Stephen Coonts is at the forefront of the book-a-year thriller writer stable, and has been since the 1980s. Like many others (Tom Clancy, Stella Rimington, Daniel Silva, to name but three of a long list), he often writes about the same characters — in the case of Coonts, the chief protagonists in his fiction are Admiral Jake Grafton and CIA officer Tommy Carmellini.

Coonts less often writes about Russia, but even that, he does with relative frequency —for example, The Red Horseman (1993), Fortunes of War (1998), and Wages of Sin (2004).

What Coonts does, he does well; namely, snappy and well-plotted action thrillers. He is an ex-military man and, from what I have read —basically, the Russia-related titles named above— his politics seem to be patriotic American.

Coonts is not alone amongst thriller writers in embracing the return of Russia as the United States’ ‘main enemy’ in the second decade of the 21st century; a position which gained ground after Russia’s annexation of Crimea in 2014, and became firmly established with the rise of Donald Trump to the presidency and its accompanying allegations of Russian connections. It is in this latter milieu that The Russia Account is set.

The basic premise of the plot is that Russian banks, probably with the backing of the Russian state and Vladimir Putin personally, are seeking to undermine the US economy by flooding it with fake dollars. Anyway, the strength of the novel as a zip-along thriller lies primarily with its well-written action scenes.

The Russia Account makes little attempt to disguise the real life allusions that its author is making. It has a failed presidential candidate called Cynthia Hinton, the wife of former president Willie Hinton, who

went to the Russians for a fake dossier on you [the successful Republican presidential candidate] that she could use to keep you from being elected. When that didn’t work, the deep state had you investigated by special prosecutor.

the russia account

Russia-related content is straightforward, to say the least. There is a former KGB man who, on the collapse of communism, used his position to buy state-owned assets

suddenly the whole damned country was for sale. Factories, military equipment, aeroplanes, airlines, banks, everything. You signed promissory notes and you were the new owner, a capitalist.

the russia account

Much is made of Russia being comparatively weak in comparison with the United States. There is one paragraph that reads like a summary in a textbook of global economies

although it [Russia] contained 144 million people, its economy would rank fourth if it were a state in the US, behind California, Texas, and New York.

the russia account

One thing that jarred with me in an otherwise enjoyable romp through this fairly light page-turner of a thriller, was the apparent lack of research into Russian names. It stood out —the Russia in Fiction blog has a bit of a thing for the names that authors choose for their Russian characters.
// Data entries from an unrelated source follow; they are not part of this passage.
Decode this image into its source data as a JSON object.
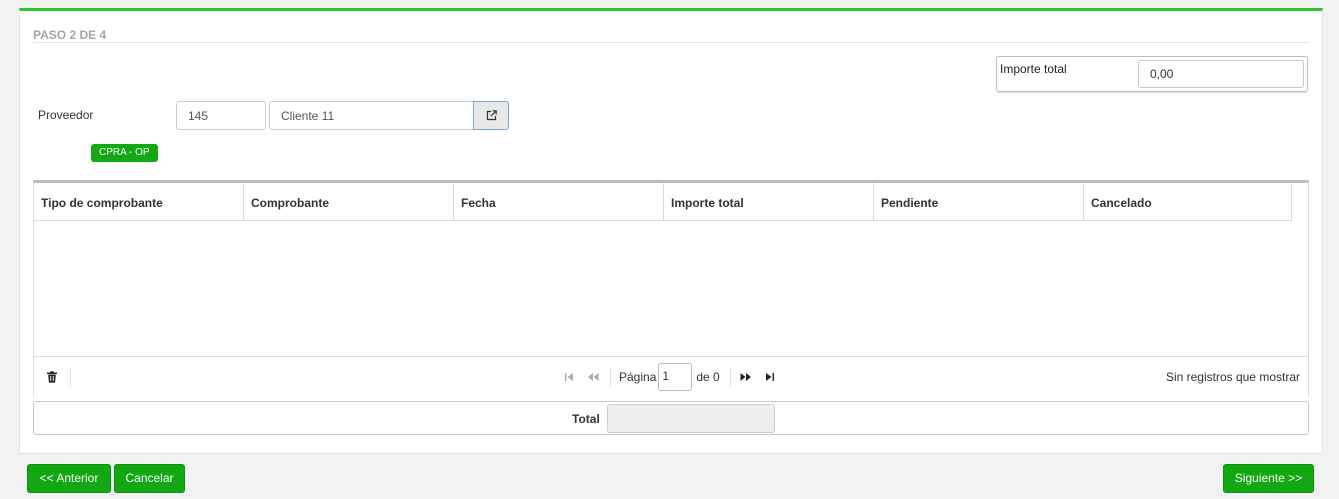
{
  "wizard": {
    "step_title": "PASO 2 DE 4"
  },
  "importe_total": {
    "label": "Importe total",
    "value": "0,00"
  },
  "proveedor": {
    "label": "Proveedor",
    "code": "145",
    "name": "Cliente 11",
    "open_icon": "external-link-icon"
  },
  "badge": {
    "label": "CPRA - OP"
  },
  "grid": {
    "columns": [
      "Tipo de comprobante",
      "Comprobante",
      "Fecha",
      "Importe total",
      "Pendiente",
      "Cancelado"
    ],
    "rows": []
  },
  "pager": {
    "page_label": "Página",
    "page_value": "1",
    "of_label": "de 0",
    "empty_message": "Sin registros que mostrar",
    "icons": [
      "trash-icon",
      "first-page-icon",
      "prev-page-icon",
      "next-page-icon",
      "last-page-icon"
    ]
  },
  "total_row": {
    "label": "Total",
    "value": ""
  },
  "buttons": {
    "previous": "<< Anterior",
    "cancel": "Cancelar",
    "next": "Siguiente >>"
  },
  "colors": {
    "accent": "#2ec52e",
    "button": "#11a811"
  }
}
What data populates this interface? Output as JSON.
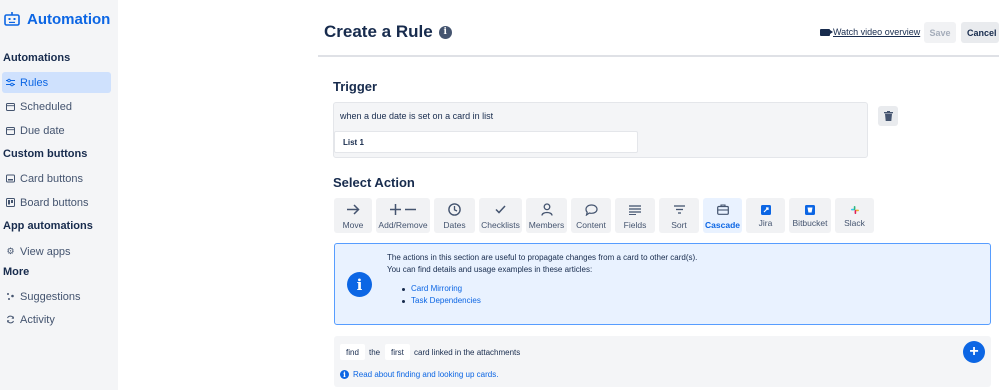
{
  "sidebar": {
    "brand": "Automation",
    "sections": {
      "automations": "Automations",
      "custom_buttons": "Custom buttons",
      "app_automations": "App automations",
      "more": "More"
    },
    "items": {
      "rules": "Rules",
      "scheduled": "Scheduled",
      "due_date": "Due date",
      "card_buttons": "Card buttons",
      "board_buttons": "Board buttons",
      "view_apps": "View apps",
      "suggestions": "Suggestions",
      "activity": "Activity"
    }
  },
  "header": {
    "title": "Create a Rule",
    "watch_video": "Watch video overview",
    "save": "Save",
    "cancel": "Cancel"
  },
  "trigger": {
    "heading": "Trigger",
    "text": "when a due date is set on a card in list",
    "list_value": "List 1"
  },
  "select_action": {
    "heading": "Select Action",
    "tabs": {
      "move": "Move",
      "add_remove": "Add/Remove",
      "dates": "Dates",
      "checklists": "Checklists",
      "members": "Members",
      "content": "Content",
      "fields": "Fields",
      "sort": "Sort",
      "cascade": "Cascade",
      "jira": "Jira",
      "bitbucket": "Bitbucket",
      "slack": "Slack"
    },
    "active_tab": "Cascade"
  },
  "info_panel": {
    "line1": "The actions in this section are useful to propagate changes from a card to other card(s).",
    "line2": "You can find details and usage examples in these articles:",
    "link1": "Card Mirroring",
    "link2": "Task Dependencies"
  },
  "action_row": {
    "find": "find",
    "the": "the",
    "first": "first",
    "suffix": "card linked in the attachments",
    "read_link": "Read about finding and looking up cards."
  },
  "colors": {
    "accent": "#0c66e4",
    "active_bg": "#cfe1fd",
    "panel_bg": "#e9f2ff"
  }
}
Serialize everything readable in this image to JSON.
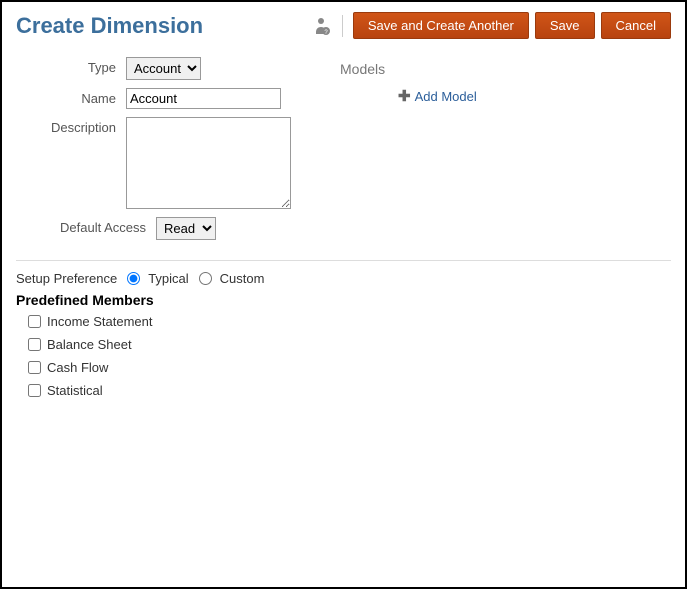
{
  "header": {
    "title": "Create Dimension",
    "save_create_another": "Save and Create Another",
    "save": "Save",
    "cancel": "Cancel"
  },
  "form": {
    "type_label": "Type",
    "type_value": "Account",
    "name_label": "Name",
    "name_value": "Account",
    "description_label": "Description",
    "description_value": "",
    "default_access_label": "Default Access",
    "default_access_value": "Read"
  },
  "models": {
    "label": "Models",
    "add_label": "Add Model"
  },
  "setup": {
    "label": "Setup Preference",
    "typical": "Typical",
    "custom": "Custom"
  },
  "predefined": {
    "title": "Predefined Members",
    "items": [
      "Income Statement",
      "Balance Sheet",
      "Cash Flow",
      "Statistical"
    ]
  }
}
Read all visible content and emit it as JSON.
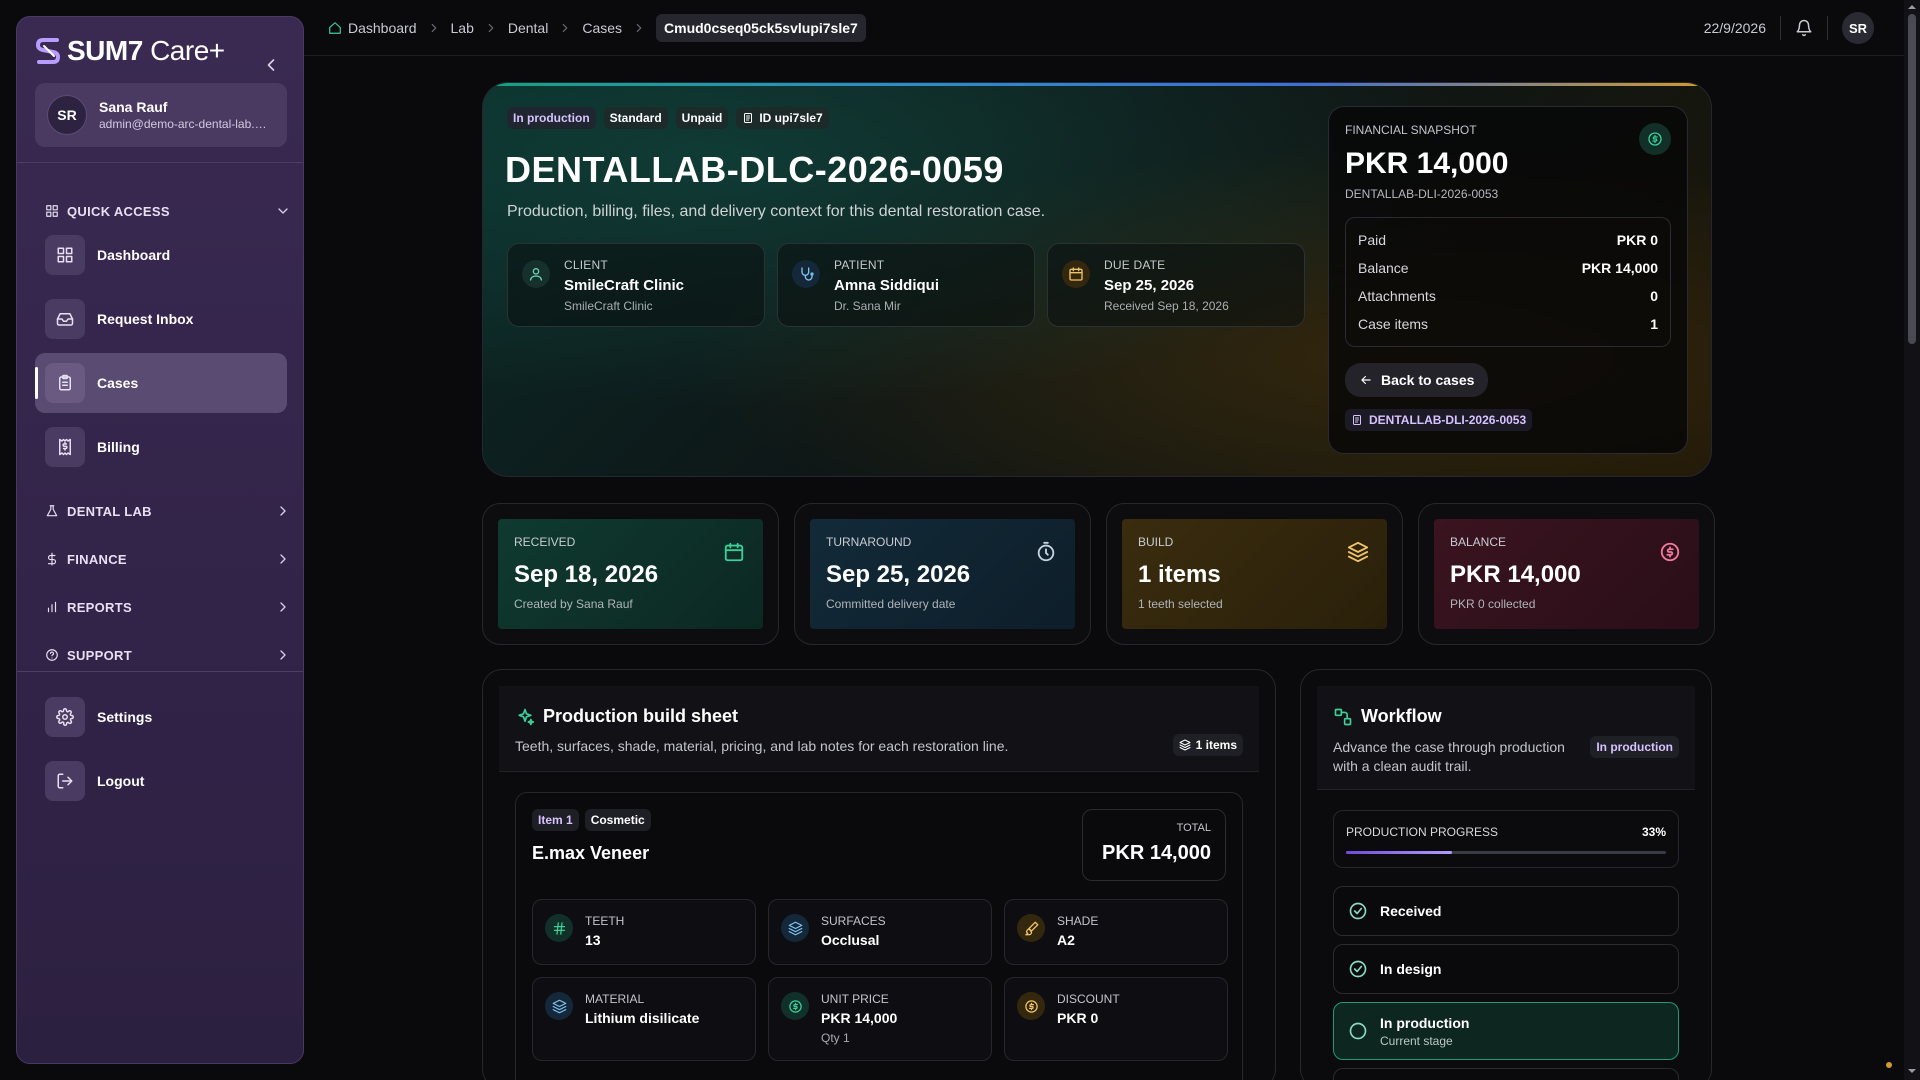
{
  "app": {
    "brand_bold": "SUM7",
    "brand_light": "Care+"
  },
  "user": {
    "initials": "SR",
    "name": "Sana Rauf",
    "email": "admin@demo-arc-dental-lab.e..."
  },
  "sidebar": {
    "quick_access": "QUICK ACCESS",
    "items": [
      {
        "label": "Dashboard",
        "icon": "grid-icon"
      },
      {
        "label": "Request Inbox",
        "icon": "inbox-icon"
      },
      {
        "label": "Cases",
        "icon": "clipboard-icon",
        "active": true
      },
      {
        "label": "Billing",
        "icon": "receipt-dollar-icon"
      }
    ],
    "sections": [
      "DENTAL LAB",
      "FINANCE",
      "REPORTS",
      "SUPPORT"
    ],
    "bottom": [
      {
        "label": "Settings",
        "icon": "gear-icon"
      },
      {
        "label": "Logout",
        "icon": "logout-icon"
      }
    ]
  },
  "breadcrumb": {
    "items": [
      "Dashboard",
      "Lab",
      "Dental",
      "Cases"
    ],
    "current": "Cmud0cseq05ck5svlupi7sle7"
  },
  "topbar": {
    "date": "22/9/2026",
    "avatar": "SR"
  },
  "hero": {
    "badges": [
      "In production",
      "Standard",
      "Unpaid",
      "ID upi7sle7"
    ],
    "title": "DENTALLAB-DLC-2026-0059",
    "subtitle": "Production, billing, files, and delivery context for this dental restoration case.",
    "cards": [
      {
        "label": "CLIENT",
        "main": "SmileCraft Clinic",
        "sub": "SmileCraft Clinic",
        "icon": "user-icon"
      },
      {
        "label": "PATIENT",
        "main": "Amna Siddiqui",
        "sub": "Dr. Sana Mir",
        "icon": "stethoscope-icon"
      },
      {
        "label": "DUE DATE",
        "main": "Sep 25, 2026",
        "sub": "Received Sep 18, 2026",
        "icon": "calendar-icon"
      }
    ]
  },
  "snapshot": {
    "label": "FINANCIAL SNAPSHOT",
    "amount": "PKR 14,000",
    "ref": "DENTALLAB-DLI-2026-0053",
    "rows": [
      {
        "k": "Paid",
        "v": "PKR 0"
      },
      {
        "k": "Balance",
        "v": "PKR 14,000"
      },
      {
        "k": "Attachments",
        "v": "0"
      },
      {
        "k": "Case items",
        "v": "1"
      }
    ],
    "back": "Back to cases",
    "invoice_chip": "DENTALLAB-DLI-2026-0053"
  },
  "stats": [
    {
      "label": "RECEIVED",
      "value": "Sep 18, 2026",
      "sub": "Created by Sana Rauf",
      "icon": "calendar-icon",
      "color": "#3ccf99"
    },
    {
      "label": "TURNAROUND",
      "value": "Sep 25, 2026",
      "sub": "Committed delivery date",
      "icon": "timer-icon",
      "color": "#c9d2e0"
    },
    {
      "label": "BUILD",
      "value": "1 items",
      "sub": "1 teeth selected",
      "icon": "layers-icon",
      "color": "#f0c36a"
    },
    {
      "label": "BALANCE",
      "value": "PKR 14,000",
      "sub": "PKR 0 collected",
      "icon": "dollar-circle-icon",
      "color": "#f07a9a"
    }
  ],
  "build": {
    "title": "Production build sheet",
    "subtitle": "Teeth, surfaces, shade, material, pricing, and lab notes for each restoration line.",
    "chip": "1 items",
    "item": {
      "badges": [
        "Item 1",
        "Cosmetic"
      ],
      "name": "E.max Veneer",
      "total_label": "TOTAL",
      "total": "PKR 14,000",
      "fields": [
        {
          "label": "TEETH",
          "value": "13",
          "sub": "",
          "icon": "hash-icon"
        },
        {
          "label": "SURFACES",
          "value": "Occlusal",
          "sub": "",
          "icon": "layers-icon"
        },
        {
          "label": "SHADE",
          "value": "A2",
          "sub": "",
          "icon": "paintbrush-icon"
        },
        {
          "label": "MATERIAL",
          "value": "Lithium disilicate",
          "sub": "",
          "icon": "layers-icon"
        },
        {
          "label": "UNIT PRICE",
          "value": "PKR 14,000",
          "sub": "Qty 1",
          "icon": "dollar-circle-icon"
        },
        {
          "label": "DISCOUNT",
          "value": "PKR 0",
          "sub": "",
          "icon": "dollar-circle-icon"
        }
      ]
    }
  },
  "workflow": {
    "title": "Workflow",
    "subtitle": "Advance the case through production with a clean audit trail.",
    "chip": "In production",
    "progress_label": "PRODUCTION PROGRESS",
    "progress_text": "33%",
    "progress": 0.33,
    "stages": [
      {
        "label": "Received",
        "sub": ""
      },
      {
        "label": "In design",
        "sub": ""
      },
      {
        "label": "In production",
        "sub": "Current stage"
      }
    ]
  }
}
Surely a writer of the standing of Stephen Coonts would take the time to get a sense of what names are Russian and what names are not? There is an oligarch in The Russia Account, ‘one of Vladimir Putin’s cronies’, called Yegan Korjev. What sort of name is that? Not a Russian one.

And another Russian character —actually making a reappearance, having featured in Fortunes of War (1998)— called Janos Ilin.

OK, so Ilin —or at least Il’in— is a Russian name, as anyone who follows Putin’s dabblings with philosophy would recognise.

But Janos? As Hungarian as you can get, although the character isn’t. It is all very strange.